MOBILE, Alabama – The Mobile City Council voted unanimously to back a resolution urging the Mobile County Personnel Board to remove questions about past criminal convictions from initial employment applications, a policy commonly known as “Ban the Box.”
The resolution followed a lengthy discussion during the council’s pre-meeting conference, where a council committee had already recommended the measure by a 2-1 vote after hearing from the county’s personnel director. The sponsoring council member modeled the resolution’s language after a policy previously adopted in Atlanta, and it mirrors a broader national campaign led by employment-law advocates aimed at reducing barriers to work for people with criminal records. If county personnel policy changes as a result, Mobile would become the first city in Alabama to formally endorse the approach.
City officials noted the personnel board has effectively been following similar guidance since federal Equal Employment Opportunity Commission direction issued in 2012, but supporters said a formal council resolution still carries symbolic and practical weight even though the council itself has no direct authority over hiring policy. The resolution places the ultimate decision with the county personnel board, which oversees hiring standards not just for the city of Mobile but for multiple local government jurisdictions. The board could choose to revise its uniform employment application for Mobile positions only, for all jurisdictions it serves, or not at all.
Officials clarified that removing the conviction question from initial applications would not eliminate background checks altogether. The uniform application is used to build a pool of qualified candidates, and individual hiring departments remain free to run their own background checks later in the process. Currently, automatic background checks for city of Mobile positions are limited mainly to public safety roles. Mobile’s police chief told the council the department does not rely on applicants to self-report felony convictions, given that background checks catch that information regardless.

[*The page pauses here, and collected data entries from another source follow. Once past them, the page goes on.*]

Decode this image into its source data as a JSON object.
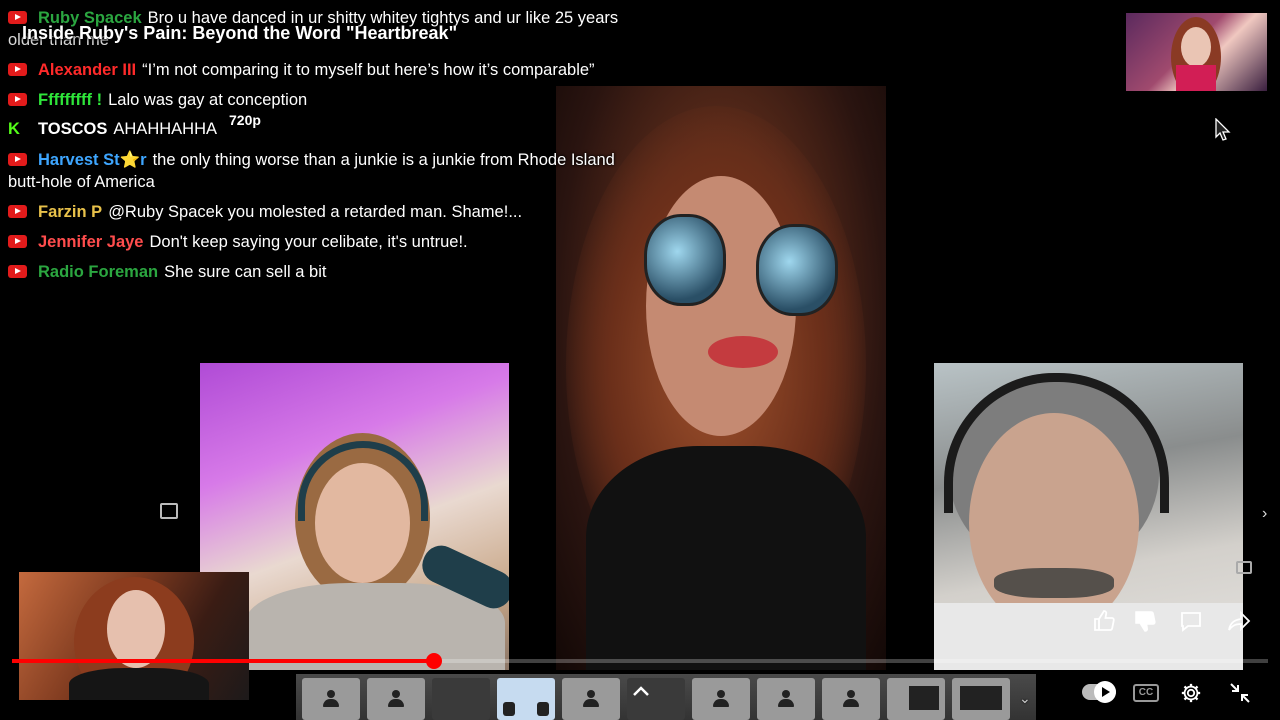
{
  "stream": {
    "title": "Inside Ruby's Pain: Beyond the Word \"Heartbreak\"",
    "quality_label": "720p",
    "progress_fraction": 0.336
  },
  "chat": [
    {
      "platform": "youtube",
      "author": "Ruby Spacek",
      "author_color": "#2ba640",
      "message": "Bro u have danced in ur shitty whitey tightys and ur like 25 years",
      "continuation": "older than me"
    },
    {
      "platform": "youtube",
      "author": "Alexander III",
      "author_color": "#ff2a2a",
      "message": "“I’m not comparing it to myself but here’s how it’s comparable”"
    },
    {
      "platform": "youtube",
      "author": "Fffffffff !",
      "author_color": "#2ee63a",
      "message": "Lalo was gay at conception"
    },
    {
      "platform": "kick",
      "badge": "K",
      "author": "TOSCOS",
      "author_color": "#ffffff",
      "message": "AHAHHAHHA"
    },
    {
      "platform": "youtube",
      "author": "Harvest St⭐r",
      "author_color": "#3ea6ff",
      "message": "the only thing worse than a junkie is a junkie from Rhode Island",
      "continuation": "butt-hole of America"
    },
    {
      "platform": "youtube",
      "author": "Farzin P",
      "author_color": "#e8c14a",
      "message": "@Ruby Spacek you molested a retarded man. Shame!..."
    },
    {
      "platform": "youtube",
      "author": "Jennifer Jaye",
      "author_color": "#ff4d4d",
      "message": "Don't keep saying your celibate, it's untrue!."
    },
    {
      "platform": "youtube",
      "author": "Radio Foreman",
      "author_color": "#2ba640",
      "message": "She sure can sell a bit"
    }
  ],
  "controls": {
    "like_icon": "thumbs-up-icon",
    "dislike_icon": "thumbs-down-icon",
    "comment_icon": "comment-icon",
    "share_icon": "share-icon",
    "cc_icon": "closed-captions-icon",
    "settings_icon": "gear-icon",
    "exit_fullscreen_icon": "exit-fullscreen-icon",
    "play_icon": "play-icon"
  }
}
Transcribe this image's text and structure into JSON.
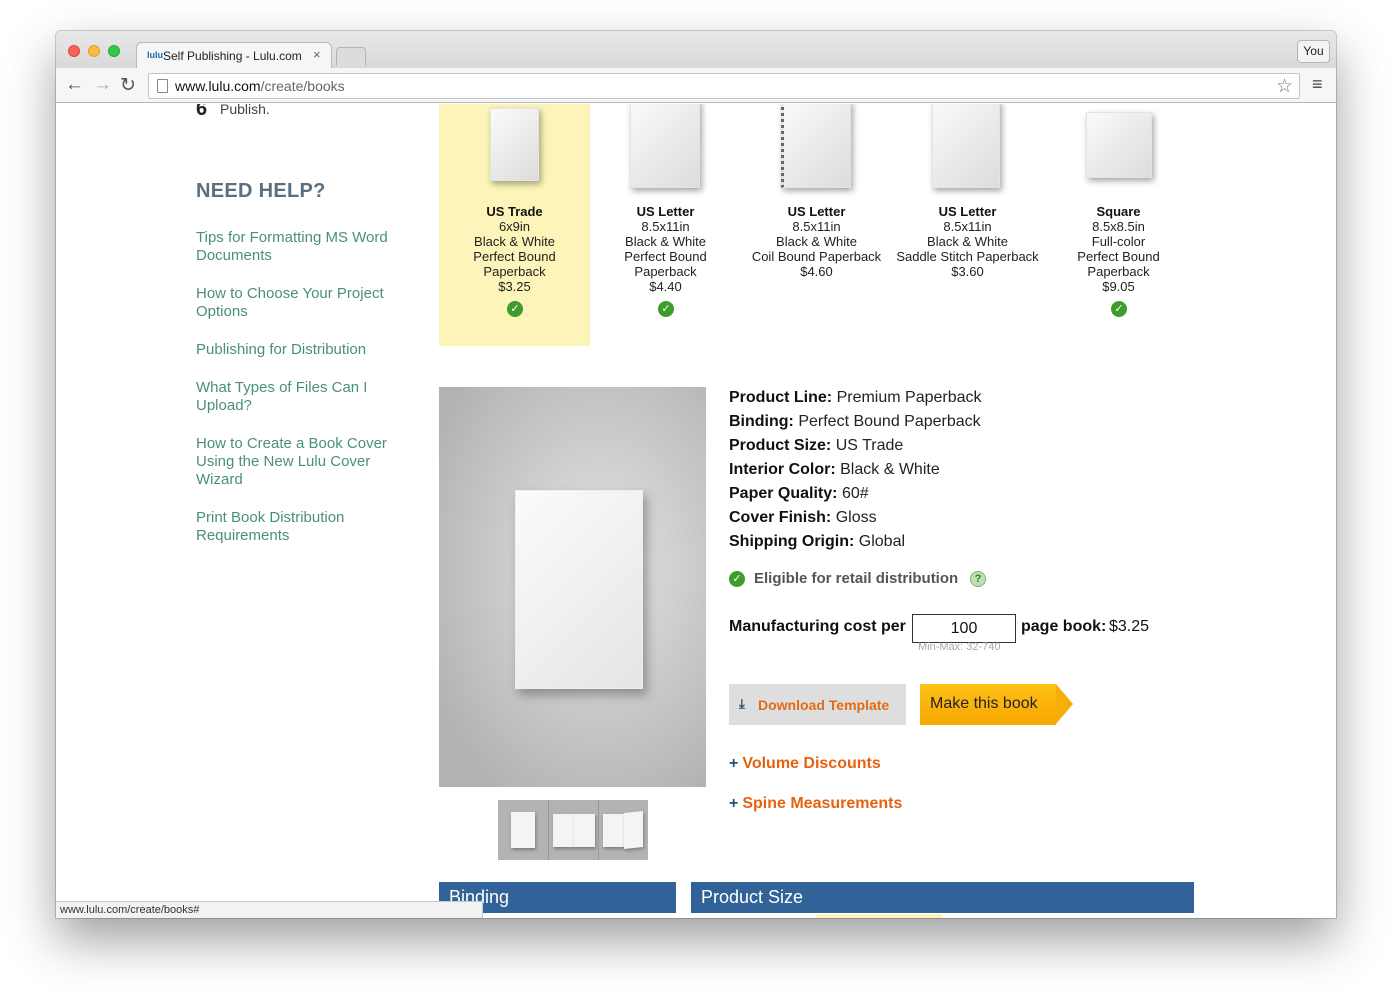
{
  "browser": {
    "tab_title": "Self Publishing - Lulu.com",
    "tab_favicon_text": "lulu",
    "tab_close": "×",
    "profile_label": "You",
    "url_host": "www.lulu.com",
    "url_path": "/create/books",
    "back_icon": "back-arrow-icon",
    "forward_icon": "forward-arrow-icon",
    "reload_icon": "reload-icon",
    "star_icon": "bookmark-star-icon",
    "menu_icon": "hamburger-menu-icon"
  },
  "steps": {
    "last_number": "6",
    "last_label": "Publish."
  },
  "help": {
    "title": "NEED HELP?",
    "links": [
      "Tips for Formatting MS Word Documents",
      "How to Choose Your Project Options",
      "Publishing for Distribution",
      "What Types of Files Can I Upload?",
      "How to Create a Book Cover Using the New Lulu Cover Wizard",
      "Print Book Distribution Requirements"
    ]
  },
  "sizes": [
    {
      "name": "US Trade",
      "detail": "6x9in\nBlack & White\nPerfect Bound\nPaperback\n$3.25",
      "eligible": true,
      "selected": true
    },
    {
      "name": "US Letter",
      "detail": "8.5x11in\nBlack & White\nPerfect Bound\nPaperback\n$4.40",
      "eligible": true,
      "selected": false
    },
    {
      "name": "US Letter",
      "detail": "8.5x11in\nBlack & White\nCoil Bound Paperback\n$4.60",
      "eligible": false,
      "selected": false
    },
    {
      "name": "US Letter",
      "detail": "8.5x11in\nBlack & White\nSaddle Stitch Paperback\n$3.60",
      "eligible": false,
      "selected": false
    },
    {
      "name": "Square",
      "detail": "8.5x8.5in\nFull-color\nPerfect Bound\nPaperback\n$9.05",
      "eligible": true,
      "selected": false
    }
  ],
  "product": {
    "specs": [
      {
        "label": "Product Line:",
        "value": "Premium Paperback"
      },
      {
        "label": "Binding:",
        "value": "Perfect Bound Paperback"
      },
      {
        "label": "Product Size:",
        "value": "US Trade"
      },
      {
        "label": "Interior Color:",
        "value": "Black & White"
      },
      {
        "label": "Paper Quality:",
        "value": "60#"
      },
      {
        "label": "Cover Finish:",
        "value": "Gloss"
      },
      {
        "label": "Shipping Origin:",
        "value": "Global"
      }
    ],
    "eligible_text": "Eligible for retail distribution",
    "help_mark": "?",
    "cost_label_prefix": "Manufacturing cost per",
    "page_count": "100",
    "cost_label_suffix": "page book:",
    "cost_value": "$3.25",
    "min_max": "Min-Max: 32-740"
  },
  "actions": {
    "download_template": "Download Template",
    "make_book": "Make this book",
    "volume_discounts": "Volume Discounts",
    "spine_measurements": "Spine Measurements",
    "plus": "+"
  },
  "sections": {
    "binding": "Binding",
    "product_size": "Product Size"
  },
  "status_url": "www.lulu.com/create/books#",
  "colors": {
    "accent_orange": "#e6620e",
    "link_green": "#4a8f7d",
    "section_blue": "#316399",
    "selected_yellow": "#fcf4b8",
    "check_green": "#3f9b2c"
  }
}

Not every council member was fully satisfied with the scope of the change. One council member said he supported the resolution but argued the city should be conducting background checks for all positions above a certain level, rather than limiting the practice mainly to public safety jobs.
Mayor Sandy Stimpson’s administration signaled support for the broader goal, telling the council it would work to ensure applicants are properly screened for the specific jobs they seek, regardless of how the application process changes. Supporters of the resolution argued that removing the conviction question earlier in the hiring process gives applicants with records a fairer chance to be evaluated on their qualifications before a criminal history enters the conversation, while critics questioned whether delaying that disclosure serves employers well.
The county personnel board has not set a timeline for deciding whether to formally revise its application procedures in response to the council’s resolution.